*Okay… it’s NOT May 1!*

Sorry about not posting on Monday, but it’s been a hectic week. Besides, I’ve enjoyed reading everyone’s comments on the Challenge. Not only is work busy (and I have a strange cold), but this Challenge is proving to be waaay to much fun.

The SearchResearch Challenge this past week was to figure out how to make an interactive widget that can interactively show the relationship between height and visible distance in the “island viewing” problem. That is:

1.Can you make an interactive widget that illustrates “how far out to sea can you see” without going into full-developer mode and writing a bunch of HTML, CSS, and Javascript?

Interestingly, and oddly, before the world-wide web, modern browsers, and Google, this USED to be fairly straightforward.

There were a number of simple animation tools that would let you (the teacher) create an interactive animation to demonstrate basic physics principles. In particular, Hypercard (the simple scripting system) was perfect for people who wanted to build such a thing. (Here’s a nice article with the history of Hypercard and Hypertalk, the programming language.)

But that was back in the 1980s and 1990s. Yes, it was a LONG time ago.

Now let me tell you what I found: Not a lot. I was looking for a Hypercard-level (i.e., simple) animation tool that would let me do a simple graph + interactive slider + animation. *It’s not that hard*… But after trying about 15 different charting and animation packages, I didn’t find much of anything, despite lots of time wasting explorations.

I DID find several very nice interactive charting packages: I know how to make interactive bar charts and the like, but not a slightly different chart like the one we wanted to make. **Luckily…** SearchResearchers rose to the Challenge and found some wonderful packages that come really close to our goal.

Ramón was the first to find systems that are really close to the original statement of the problem.

Waltis Blog has a great article about Finding the Curvature of the Earth. This page has all the right concepts, but not quite the interaction we’re looking for.

On the other hand, Cactus2000 has a nice “Distance of the horizon” calculator, which is really close. You can type in the numbers and it calculates the distance.

And another one at Rechneronline.de, which ALSO includes atmospheric refraction (which is more than I was looking for, but nice to see–notice how it gives a slightly different answer when you account for refraction).

Fred found a collection of tools for making interactive widgets, but I wasn’t able to get any of them to do exactly what I was looking for.
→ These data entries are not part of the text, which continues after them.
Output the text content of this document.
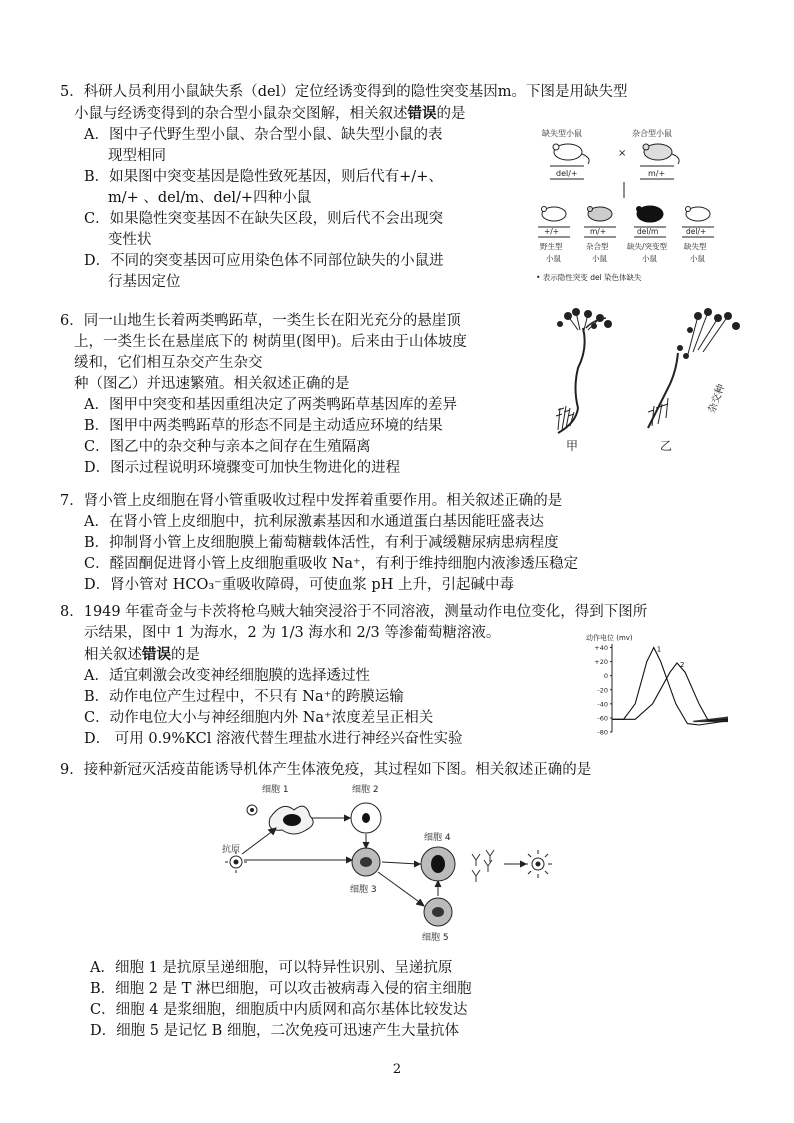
5．科研人员利用小鼠缺失系（del）定位经诱变得到的隐性突变基因m。下图是用缺失型
小鼠与经诱变得到的杂合型小鼠杂交图解，相关叙述错误的是
A．图中子代野生型小鼠、杂合型小鼠、缺失型小鼠的表
现型相同
B．如果图中突变基因是隐性致死基因，则后代有+/+、
m/+ 、del/m、del/+四种小鼠
C．如果隐性突变基因不在缺失区段，则后代不会出现突
变性状
D．不同的突变基因可应用染色体不同部位缺失的小鼠进
行基因定位
缺失型小鼠	杂合型小鼠
×
del/+	m/+
+/+	m/+	del/m	del/+
野生型	杂合型 缺失/突变型 缺失型
小鼠	小鼠	小鼠	小鼠
• 表示隐性突变 del 染色体缺失
6．同一山地生长着两类鸭跖草，一类生长在阳光充分的悬崖顶
上，一类生长在悬崖底下的 树荫里(图甲)。后来由于山体坡度
缓和，它们相互杂交产生杂交
种（图乙）并迅速繁殖。相关叙述正确的是
A．图甲中突变和基因重组决定了两类鸭跖草基因库的差异
B．图甲中两类鸭跖草的形态不同是主动适应环境的结果
C．图乙中的杂交种与亲本之间存在生殖隔离
D．图示过程说明环境骤变可加快生物进化的进程
杂交种
甲	乙
7．肾小管上皮细胞在肾小管重吸收过程中发挥着重要作用。相关叙述正确的是
A．在肾小管上皮细胞中，抗利尿激素基因和水通道蛋白基因能旺盛表达
B．抑制肾小管上皮细胞膜上葡萄糖载体活性，有利于减缓糖尿病患病程度
C．醛固酮促进肾小管上皮细胞重吸收 Na⁺，有利于维持细胞内液渗透压稳定
D．肾小管对 HCO₃⁻重吸收障碍，可使血浆 pH 上升，引起碱中毒
8．1949 年霍奇金与卡茨将枪乌贼大轴突浸浴于不同溶液，测量动作电位变化，得到下图所
示结果，图中 1 为海水，2 为 1/3 海水和 2/3 等渗葡萄糖溶液。
相关叙述错误的是
A．适宜刺激会改变神经细胞膜的选择透过性
B．动作电位产生过程中，不只有 Na⁺的跨膜运输
C．动作电位大小与神经细胞内外 Na⁺浓度差呈正相关
D． 可用 0.9%KCl 溶液代替生理盐水进行神经兴奋性实验
动作电位 (mv)
+40
+20
0
-20
-40
-60
-80
1
2
9．接种新冠灭活疫苗能诱导机体产生体液免疫，其过程如下图。相关叙述正确的是
细胞 1	细胞 2
抗原
细胞 3
细胞 4
细胞 5
A．细胞 1 是抗原呈递细胞，可以特异性识别、呈递抗原
B．细胞 2 是 T 淋巴细胞，可以攻击被病毒入侵的宿主细胞
C．细胞 4 是浆细胞，细胞质中内质网和高尔基体比较发达
D．细胞 5 是记忆 B 细胞，二次免疫可迅速产生大量抗体
2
This collection is called “Exploreable Explanations,” a term I really like, but didn’t *quite* get me the diagram I was seeking.

Leia was the first to find GeoGebra and the tools you can create there, including this “Height Obscured by the Horizon” example. (See below.) Note that the camera elevation is baked into this interactive animation. (Bravo to everyone else who found GeoGebra as well. Nicely done.)
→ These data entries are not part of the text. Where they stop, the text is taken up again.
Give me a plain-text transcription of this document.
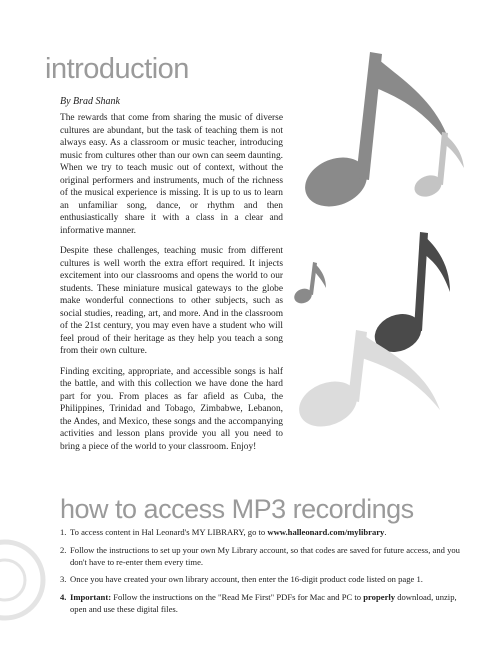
introduction
By Brad Shank

The rewards that come from sharing the music of diverse cultures are abundant, but the task of teaching them is not always easy. As a classroom or music teacher, introducing music from cultures other than our own can seem daunting. When we try to teach music out of context, without the original performers and instruments, much of the richness of the musical experience is missing. It is up to us to learn an unfamiliar song, dance, or rhythm and then enthusiastically share it with a class in a clear and informative manner.

Despite these challenges, teaching music from different cultures is well worth the extra effort required. It injects excitement into our classrooms and opens the world to our students. These miniature musical gateways to the globe make wonderful connections to other subjects, such as social studies, reading, art, and more. And in the classroom of the 21st century, you may even have a student who will feel proud of their heritage as they help you teach a song from their own culture.

Finding exciting, appropriate, and accessible songs is half the battle, and with this collection we have done the hard part for you. From places as far afield as Cuba, the Philippines, Trinidad and Tobago, Zimbabwe, Lebanon, the Andes, and Mexico, these songs and the accompanying activities and lesson plans provide you all you need to bring a piece of the world to your classroom. Enjoy!

how to access MP3 recordings
1. To access content in Hal Leonard's MY LIBRARY, go to www.halleonard.com/mylibrary.
2. Follow the instructions to set up your own My Library account, so that codes are saved for future access, and you don't have to re-enter them every time.
3. Once you have created your own library account, then enter the 16-digit product code listed on page 1.
4. Important: Follow the instructions on the "Read Me First" PDFs for Mac and PC to properly download, unzip, open and use these digital files.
But this other GeoGebra animation has even more stuff built-in. This is just about right: You can grab the camera (the blue diamond) or the target (the blue X) and move it up and down to figure out exactly what you need. This is beautifully done.

GeoGebra interactive animation by Rocketman, Mick West (you can click on their links to see their portfolios) |

So for this category of interactive widgets, this looks like the right solution.

GeoGebra bills themselves as the “The Graphing Calculator for Functions, Geometry, Algebra, Calculus, Statistics and 3D math.”

They certainly seem to have solved this problem nicely.

Dolphin explained that they found the GeoGebra site by realizing that this was a math/trig problem, and then searching for graphing calculators. After trying a few, GeoGebra was clearly the best in the class.

Another solution was also found by Ramón: the Horizon Finder, which gives a circle of the visible horizon from a spot on the map. Here I dropped the pin on the beach on the western edge of San Francisco, and found with a camera height of 0.5 meters, the visible horizon is about what you’d expect. The Farallons are well outside of the visible circle.

But if you drop the pin on the top of Twin Peaks (that is, near the Radio Tower, at 282 meters), you’ll see that from that altitude, the Farallons are easily visible.

**Bottom line:**Although it took some time, by using a search method of

*looking for the tools*we were able to solve this SearchResearch Challenge.

**,**as that would make all of our lives as teachers / students / developers much simpler.